Words I now regret came out of my mouth that I wish I could have swallowed back down to the deepest cavern of ill-thoughts where they somehow escaped, “How about we drive to see your mom again, and we can see the colors?”

He was hooked. Flying east was no longer an option. Apparently the first road trip’s damaging effects lingered with an idea of 1500 miles of unending pavement actually be enjoyable. I still wish today that our previous trip of “freshening up” at a rest stop with moisture toilettes from a gas station and stuffing another dry turkey sandwich down my parched lips could all be erased. Both visions are embedded and perhaps were the culprits that blocked my sane thoughts to surface and remind me of how horrendous a road trip can be.
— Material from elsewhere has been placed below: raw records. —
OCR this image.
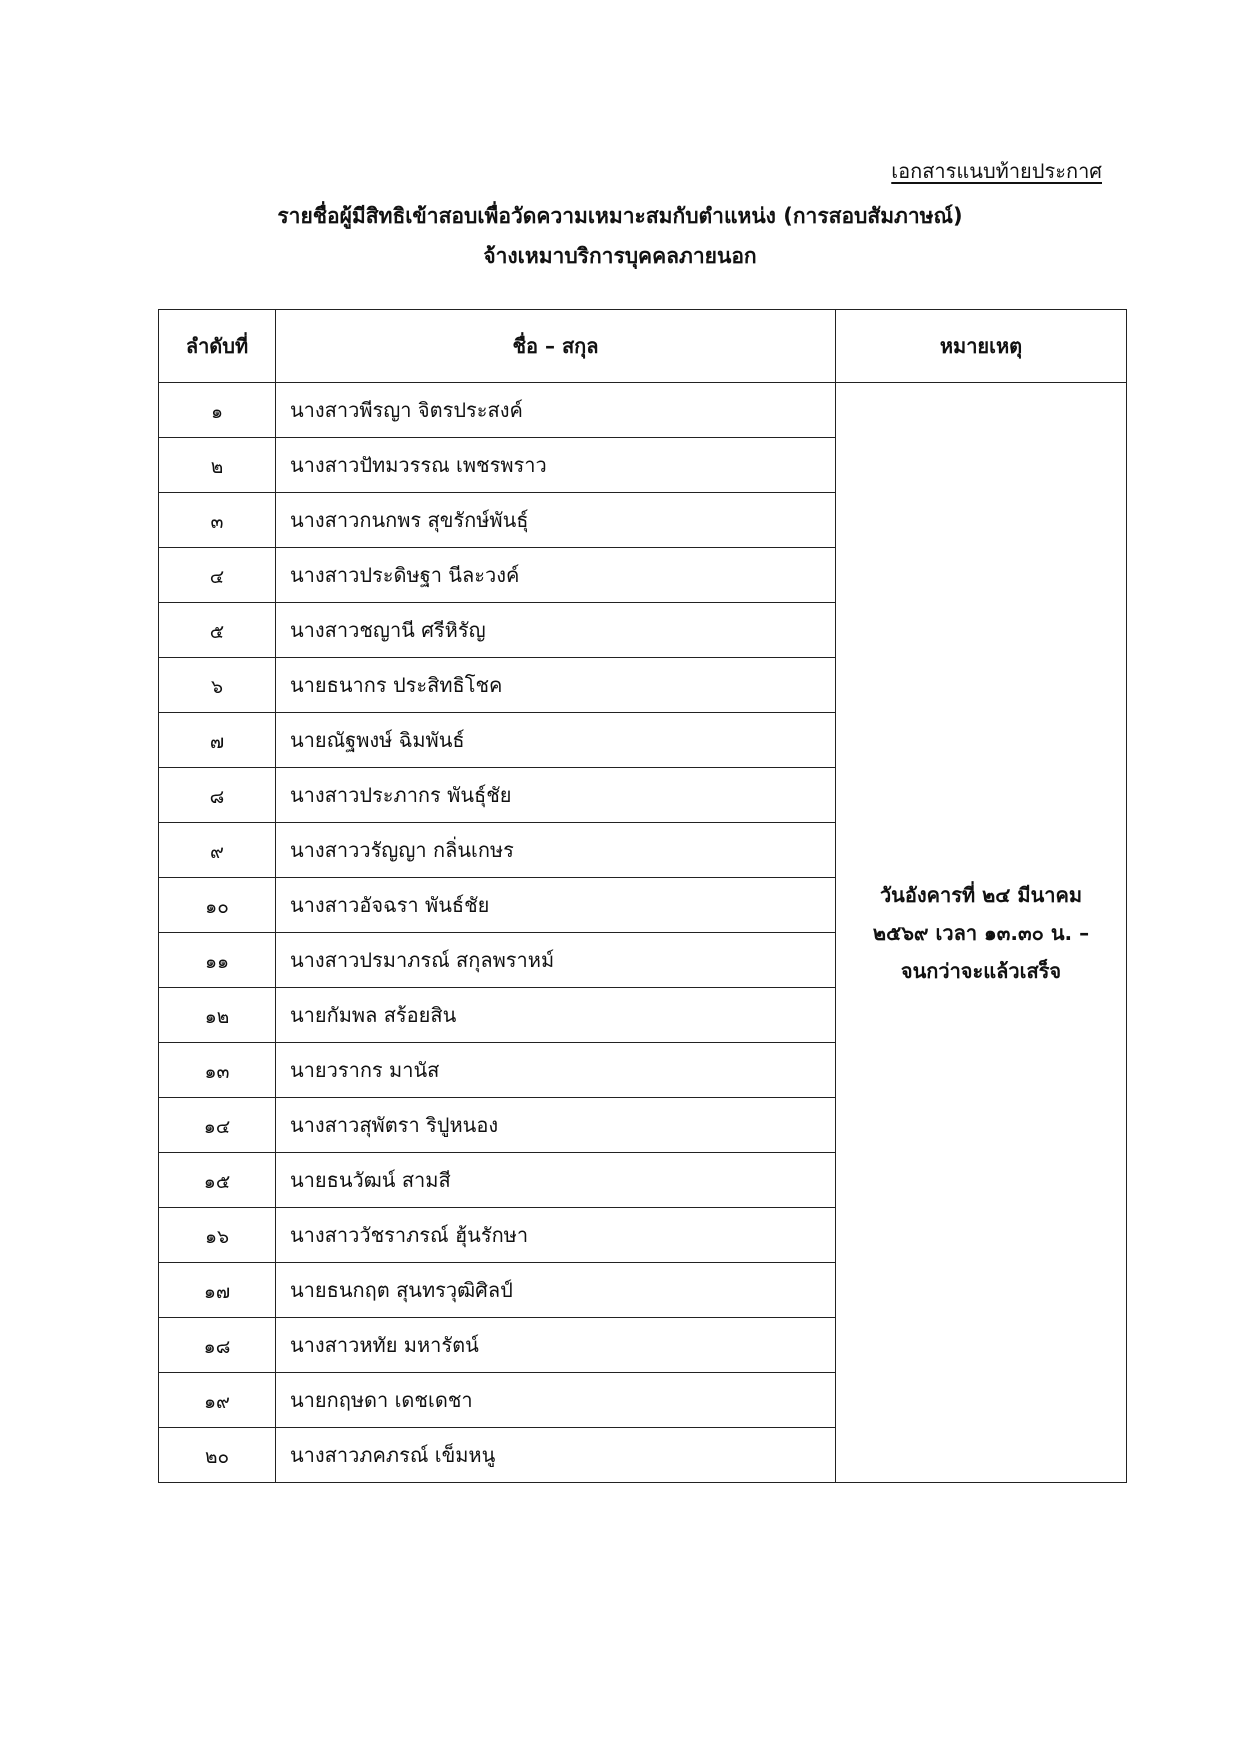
เอกสารแนบท้ายประกาศ
รายชื่อผู้มีสิทธิเข้าสอบเพื่อวัดความเหมาะสมกับตำแหน่ง (การสอบสัมภาษณ์)
จ้างเหมาบริการบุคคลภายนอก
ลำดับที่	ชื่อ – สกุล	หมายเหตุ
๑	นางสาวพีรญา จิตรประสงค์	วันอังคารที่ ๒๔ มีนาคม
๒๕๖๙ เวลา ๑๓.๓๐ น. –
จนกว่าจะแล้วเสร็จ

๒	นางสาวปัทมวรรณ เพชรพราว	
๓	นางสาวกนกพร สุขรักษ์พันธุ์	
๔	นางสาวประดิษฐา นีละวงค์	
๕	นางสาวชญานี ศรีหิรัญ	
๖	นายธนากร ประสิทธิโชค	
๗	นายณัฐพงษ์ ฉิมพันธ์	
๘	นางสาวประภากร พันธุ์ชัย	
๙	นางสาววรัญญา กลิ่นเกษร	
๑๐	นางสาวอัจฉรา พันธ์ชัย	
๑๑	นางสาวปรมาภรณ์ สกุลพราหม์	
๑๒	นายกัมพล สร้อยสิน	
๑๓	นายวรากร มานัส	
๑๔	นางสาวสุพัตรา ริปูหนอง	
๑๕	นายธนวัฒน์ สามสี	
๑๖	นางสาววัชราภรณ์ ฮุ้นรักษา	
๑๗	นายธนกฤต สุนทรวุฒิศิลป์	
๑๘	นางสาวหทัย มหารัตน์	
๑๙	นายกฤษดา เดชเดชา	
๒๐	นางสาวภคภรณ์ เข็มหนู	
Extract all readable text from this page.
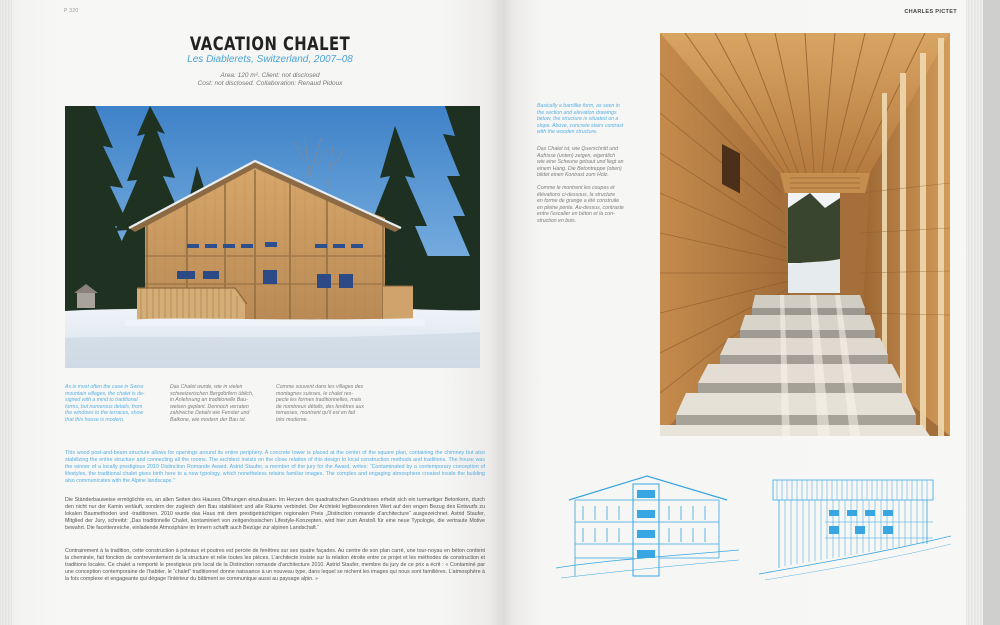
P 320
VACATION CHALET
Les Diablerets, Switzerland, 2007–08
Area: 120 m². Client: not disclosed
Cost: not disclosed. Collaboration: Renaud Pidoux
As is most often the case in Swiss
mountain villages, the chalet is de-
signed with a mind to traditional
forms, but numerous details, from
the windows to the terraces, show
that this house is modern.
Das Chalet wurde, wie in vielen
schweizerischen Bergdörfern üblich,
in Anlehnung an traditionelle Bau-
weisen geplant. Dennoch verraten
zahlreiche Details wie Fenster und
Balkone, wie modern der Bau ist.
Comme souvent dans les villages des
montagnes suisses, le chalet res-
pecte les formes traditionnelles, mais
de nombreux détails, des fenêtres aux
terrasses, montrent qu'il est en fait
très moderne.
This wood post-and-beam structure allows for openings around its entire periphery. A concrete tower is placed at the center of the square plan, containing the chimney but also stabilizing the entire structure and connecting all the rooms. The architect insists on the close relation of this design to local construction methods and traditions. The house was the winner of a locally prestigious 2010 Distinction Romande Award. Astrid Staufer, a member of the jury for the Award, writes: “Contaminated by a contemporary conception of lifestyles, the traditional chalet gives birth here to a new typology, which nonetheless retains familiar images. The complex and engaging atmosphere created inside the building also communicates with the Alpine landscape.”
Die Ständerbauweise ermöglichte es, an allen Seiten des Hauses Öffnungen einzubauen. Im Herzen des quadratischen Grundrisses erhebt sich ein turmartiger Betonkern, durch den nicht nur der Kamin verläuft, sondern der zugleich den Bau stabilisiert und alle Räume verbindet. Der Architekt legtbesonderen Wert auf den engen Bezug des Entwurfs zu lokalen Baumethoden und -traditionen. 2010 wurde das Haus mit dem prestigeträchtigen regionalen Preis „Distinction romande d'architecture“ ausgezeichnet. Astrid Staufer, Mitglied der Jury, schreibt: „Das traditionelle Chalet, kontaminiert von zeitgenössischen Lifestyle-Konzepten, wird hier zum Anstoß für eine neue Typologie, die vertraute Motive bewahrt. Die facettenreiche, einladende Atmosphäre im Innern schafft auch Bezüge zur alpinen Landschaft.“
Contrairement à la tradition, cette construction à poteaux et poutres est percée de fenêtres sur ses quatre façades. Au centre de son plan carré, une tour-noyau en béton contient la cheminée, fait fonction de contreventement de la structure et relie toutes les pièces. L'architecte insiste sur la relation étroite entre ce projet et les méthodes de construction et traditions locales. Ce chalet a remporté le prestigieux prix local de la Distinction romande d'architecture 2010. Astrid Staufer, membre du jury de ce prix a écrit : « Contaminé par une conception contemporaine de l'habiter, le “chalet” traditionnel donne naissance à un nouveau type, dans lequel se nichent les images qui nous sont familières. L'atmosphère à la fois complexe et engageante qui dégage l'intérieur du bâtiment se communique aussi au paysage alpin. »
CHARLES PICTET
Basically a barnlike form, as seen in
the section and elevation drawings
below, the structure is situated on a
slope. Above, concrete stairs contrast
with the wooden structure.
Das Chalet ist, wie Querschnitt und
Aufrisse (unten) zeigen, eigentlich
wie eine Scheune gebaut und liegt an
einem Hang. Die Betontreppe (oben)
bildet einen Kontrast zum Holz.
Comme le montrent les coupes et
élévations ci-dessous, la structure
en forme de grange a été construite
en pleine pente. Au-dessus, contraste
entre l'escalier en béton et la con-
struction en bois.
I am unsure which is worse—being responsible for the upcoming road trip or the grueling experience of hazy vision, cramped fingers, bright headlights, and the entombing sensation of being locked up in one area for far too long with someone I determine I hate after the first fifteen hours.

The bizarre fact is I love to drive. Flying is a last option. Having no control and the horrible urge to sleep but unable to rest makes most flights a trip I prefer not to put my body through. I feel the effects of jet-lag when crossing over one time zone. If only a road trip east was that short, I might not dread the drive. Somehow thirty hours of straight driving zaps the enjoyment and any other feeling in my body. At least the first few hours will be filled with tremendous Rocky Mountain color—the hard reality of the road is likely to occur somewhere during the long, flat stretch of Kansas.